Share

Pesantren Masa Keemasan : Program Pembinaan Lansia di Daarut Tauhiid

BANDUNG–Usia senja sering dianggap sebagai masa yang penuh tantangan, baik secara fisik, mental, maupun spiritual. Banyak di antara kita atau orang tua tercinta yang merasa kesepian, kurang produktif, atau bahkan bergumul dengan rasa cemas memikirkan masa depan. Hal ini merupakan nyata dan cukup umum dialami, terlebih di zaman yang penuh dengan perubahan dan tuntutan yang cepat.

Di sinilah pentingnya program khusus yang membimbing lansia untuk tetap dekat dengan Allah, produktif, dan tenang menjalani masa keemasan. Daarut Tauhiid menghadirkan Program Masa Keemasan (PMK) sebagai salah satu wujud perhatian dan pembinaan ruhiyah bagi saudara kita yang memasuki masa dewasa lanjut atau lansia.

Permasalahan lansia tidak hanya berkaitan dengan fisik yang melemah, tetapi juga kerap kali muncul rasa putus asa, kesepian, dan hilangnya makna hidup. Sebagaimana firman Allah dalam Al-Qur’an, “Dan janganlah kamu membunuh dirimu; sesungguhnya Allah adalah Maha Penyayang kepadamu” (QS. An-Nisa: 29), mengingatkan kita untuk senantiasa menjaga diri, termasuk menjaga kesehatan jiwa dan raga hingga akhir hayat.

PMK hadir sebagai solusi Islami yang bertujuan menguatkan ruhaniyah lansia agar semakin dekat kepada Allah. Program ini mengajak lansia untuk terus beramal, memperbanyak ibadah, dan meningkatkan kualitas hati melalui muhasabah diri dan pembinaan akhlaq yang lembut.
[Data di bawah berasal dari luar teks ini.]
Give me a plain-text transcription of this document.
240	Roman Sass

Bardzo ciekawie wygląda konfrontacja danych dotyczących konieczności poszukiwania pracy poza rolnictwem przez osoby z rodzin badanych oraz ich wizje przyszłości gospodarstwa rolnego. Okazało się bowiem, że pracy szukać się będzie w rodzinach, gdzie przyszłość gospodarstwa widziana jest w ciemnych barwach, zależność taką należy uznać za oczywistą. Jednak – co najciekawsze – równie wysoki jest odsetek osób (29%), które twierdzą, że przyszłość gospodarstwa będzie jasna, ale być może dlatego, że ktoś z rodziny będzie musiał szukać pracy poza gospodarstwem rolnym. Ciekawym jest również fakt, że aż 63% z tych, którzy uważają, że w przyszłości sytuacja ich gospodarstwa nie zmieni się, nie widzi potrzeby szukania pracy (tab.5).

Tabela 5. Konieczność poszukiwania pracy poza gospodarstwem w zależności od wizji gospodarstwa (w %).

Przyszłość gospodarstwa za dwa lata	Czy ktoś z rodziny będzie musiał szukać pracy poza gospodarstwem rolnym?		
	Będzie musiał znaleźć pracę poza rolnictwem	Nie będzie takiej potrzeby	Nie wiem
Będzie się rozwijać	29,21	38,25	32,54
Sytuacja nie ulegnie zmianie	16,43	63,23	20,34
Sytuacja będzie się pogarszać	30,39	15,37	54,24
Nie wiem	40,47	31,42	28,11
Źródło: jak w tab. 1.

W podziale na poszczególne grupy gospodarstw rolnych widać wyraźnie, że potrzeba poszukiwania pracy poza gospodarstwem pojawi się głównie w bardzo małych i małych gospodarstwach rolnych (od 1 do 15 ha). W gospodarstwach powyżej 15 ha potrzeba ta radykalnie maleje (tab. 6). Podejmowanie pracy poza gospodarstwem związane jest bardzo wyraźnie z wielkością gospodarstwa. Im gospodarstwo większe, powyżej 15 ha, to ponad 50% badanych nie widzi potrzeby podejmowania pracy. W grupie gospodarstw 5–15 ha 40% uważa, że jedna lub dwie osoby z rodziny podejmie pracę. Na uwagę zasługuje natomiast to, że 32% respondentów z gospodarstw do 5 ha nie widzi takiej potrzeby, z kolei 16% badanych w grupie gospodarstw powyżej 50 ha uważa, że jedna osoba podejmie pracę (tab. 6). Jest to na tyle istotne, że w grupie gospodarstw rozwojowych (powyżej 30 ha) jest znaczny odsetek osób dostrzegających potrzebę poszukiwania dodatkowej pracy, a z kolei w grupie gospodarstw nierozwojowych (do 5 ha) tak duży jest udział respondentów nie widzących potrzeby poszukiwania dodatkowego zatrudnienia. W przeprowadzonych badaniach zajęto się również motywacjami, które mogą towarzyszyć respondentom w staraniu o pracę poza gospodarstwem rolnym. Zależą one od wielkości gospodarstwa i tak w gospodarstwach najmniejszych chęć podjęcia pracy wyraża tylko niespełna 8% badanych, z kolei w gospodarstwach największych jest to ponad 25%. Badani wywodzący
Proses ini tidak hanya menenangkan jiwa, tetapi juga memberi makna baru pada setiap hari yang dijalani.

Dalam sebuah hadits, Rasulullah ﷺ bersabda: “Orang yang muda di antara kalian hendaknya menghormati yang tua dan hendaknya yang tua mengasihi yang muda.” (HR. Ahmad). Hal ini mengajarkan kita saling menghargai dan memberi perhatian pada kaum lansia, bukan hanya dari lingkungan keluarga tapi juga komunitas muslim yang lebih luas.

Selain itu, sejumlah penelitian tentang kesehatan mental menunjukkan bahwa praktik spiritual dan religiusitas dapat membantu seseorang memiliki ketenangan, makna hidup, dan daya tahan psikologis yang lebih baik. Ini membuktikan bahwa pendekatan Islami yang menyeluruh pada lansia sangat penting untuk kesejahteraan mereka.
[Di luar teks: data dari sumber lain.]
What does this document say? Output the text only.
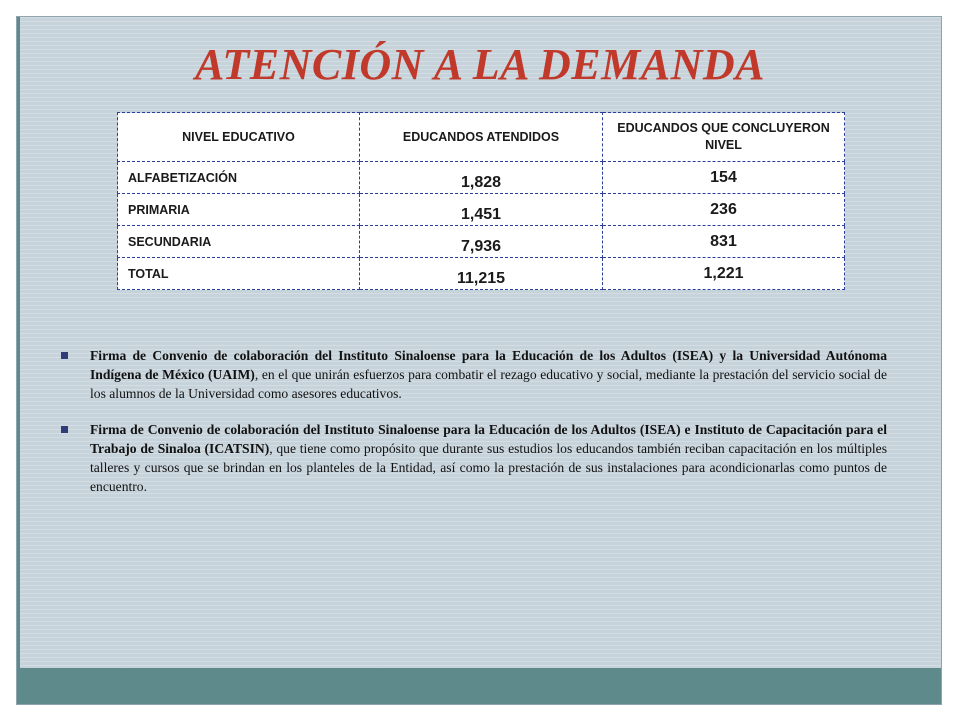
ATENCIÓN A LA DEMANDA
NIVEL EDUCATIVO	EDUCANDOS ATENDIDOS	EDUCANDOS QUE CONCLUYERON NIVEL
ALFABETIZACIÓN	1,828	154
PRIMARIA	1,451	236
SECUNDARIA	7,936	831
TOTAL	11,215	1,221
Firma de Convenio de colaboración del Instituto Sinaloense para la Educación de los Adultos (ISEA) y la Universidad Autónoma Indígena de México (UAIM), en el que unirán esfuerzos para combatir el rezago educativo y social, mediante la prestación del servicio social de los alumnos de la Universidad como asesores educativos.
Firma de Convenio de colaboración del Instituto Sinaloense para la Educación de los Adultos (ISEA) e Instituto de Capacitación para el Trabajo de Sinaloa (ICATSIN), que tiene como propósito que durante sus estudios los educandos también reciban capacitación en los múltiples talleres y cursos que se brindan en los planteles de la Entidad, así como la prestación de sus instalaciones para acondicionarlas como puntos de encuentro.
Untuk mengaplikasikan nilai-nilai tersebut dalam kehidupan lansia, PMK memberikan beberapa tips praktis yang mudah diikuti:

1. Menjaga rutinitas ibadah harian seperti shalat, dzikir, dan membaca Al-Qur’an sebagai sumber ketenangan dan kekuatan spiritual.
2. Melibatkan diri dalam kegiatan sosial dan dakwah ringan yang sesuai kemampuan, agar merasa berguna dan tetap produktif.
3. Melakukan evaluasi diri (muhasabah) secara berkala untuk mendekatkan hati kepada Allah dan memperbaiki diri.
4. Meningkatkan kualitas hubungan dengan keluarga dan masyarakat agar merasa dicintai dan tidak kesepian.
5. Memanfaatkan waktu luang dengan belajar ilmu agama, baik melalui ceramah, majelis taklim, maupun buku-buku Islami.
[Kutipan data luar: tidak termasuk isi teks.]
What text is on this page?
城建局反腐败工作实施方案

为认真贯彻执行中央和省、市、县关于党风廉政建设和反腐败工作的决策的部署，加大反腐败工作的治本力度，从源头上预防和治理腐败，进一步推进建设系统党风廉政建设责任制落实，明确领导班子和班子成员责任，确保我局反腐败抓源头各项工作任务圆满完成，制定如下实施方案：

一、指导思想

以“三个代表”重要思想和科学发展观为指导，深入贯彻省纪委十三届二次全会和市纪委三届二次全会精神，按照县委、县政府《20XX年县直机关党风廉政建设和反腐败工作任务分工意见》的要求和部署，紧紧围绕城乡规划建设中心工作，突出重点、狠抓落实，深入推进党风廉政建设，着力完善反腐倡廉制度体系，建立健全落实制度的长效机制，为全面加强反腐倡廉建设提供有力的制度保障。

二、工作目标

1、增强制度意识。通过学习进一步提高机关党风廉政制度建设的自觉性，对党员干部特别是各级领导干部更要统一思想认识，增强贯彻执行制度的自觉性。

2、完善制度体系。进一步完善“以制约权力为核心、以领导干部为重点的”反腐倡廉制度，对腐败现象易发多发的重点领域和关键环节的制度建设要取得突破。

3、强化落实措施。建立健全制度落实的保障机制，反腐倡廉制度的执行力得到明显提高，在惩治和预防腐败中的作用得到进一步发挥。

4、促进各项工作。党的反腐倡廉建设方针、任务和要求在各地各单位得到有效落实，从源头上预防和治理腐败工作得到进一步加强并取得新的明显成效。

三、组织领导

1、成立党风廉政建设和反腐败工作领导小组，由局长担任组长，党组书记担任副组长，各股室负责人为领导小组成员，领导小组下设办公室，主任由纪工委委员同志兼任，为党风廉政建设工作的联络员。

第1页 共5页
Semoga melalui program PMK, masa tua bukan lagi menjadi beban, melainkan fase kehidupan yang penuh berkah dan kedekatan dengan Sang Pencipta. Mari kita dukung dan doakan para lansia agar tetap produktif, sabar, dan istiqamah dalam ibadah mereka.

Yakinlah, Allah senantiasa memberi jalan dan rahmat bagi siapa yang berusaha mendekatkan diri kepada-Nya, sebagaimana firman-Nya: “Sesungguhnya sesudah kesulitan itu ada kemudahan” (QS. Asy-Syarh: 6). Mari sambut masa keemasan dengan hati yang lapang dan amal yang mengalir, karena itulah investasi terbaik di dunia dan akhirat.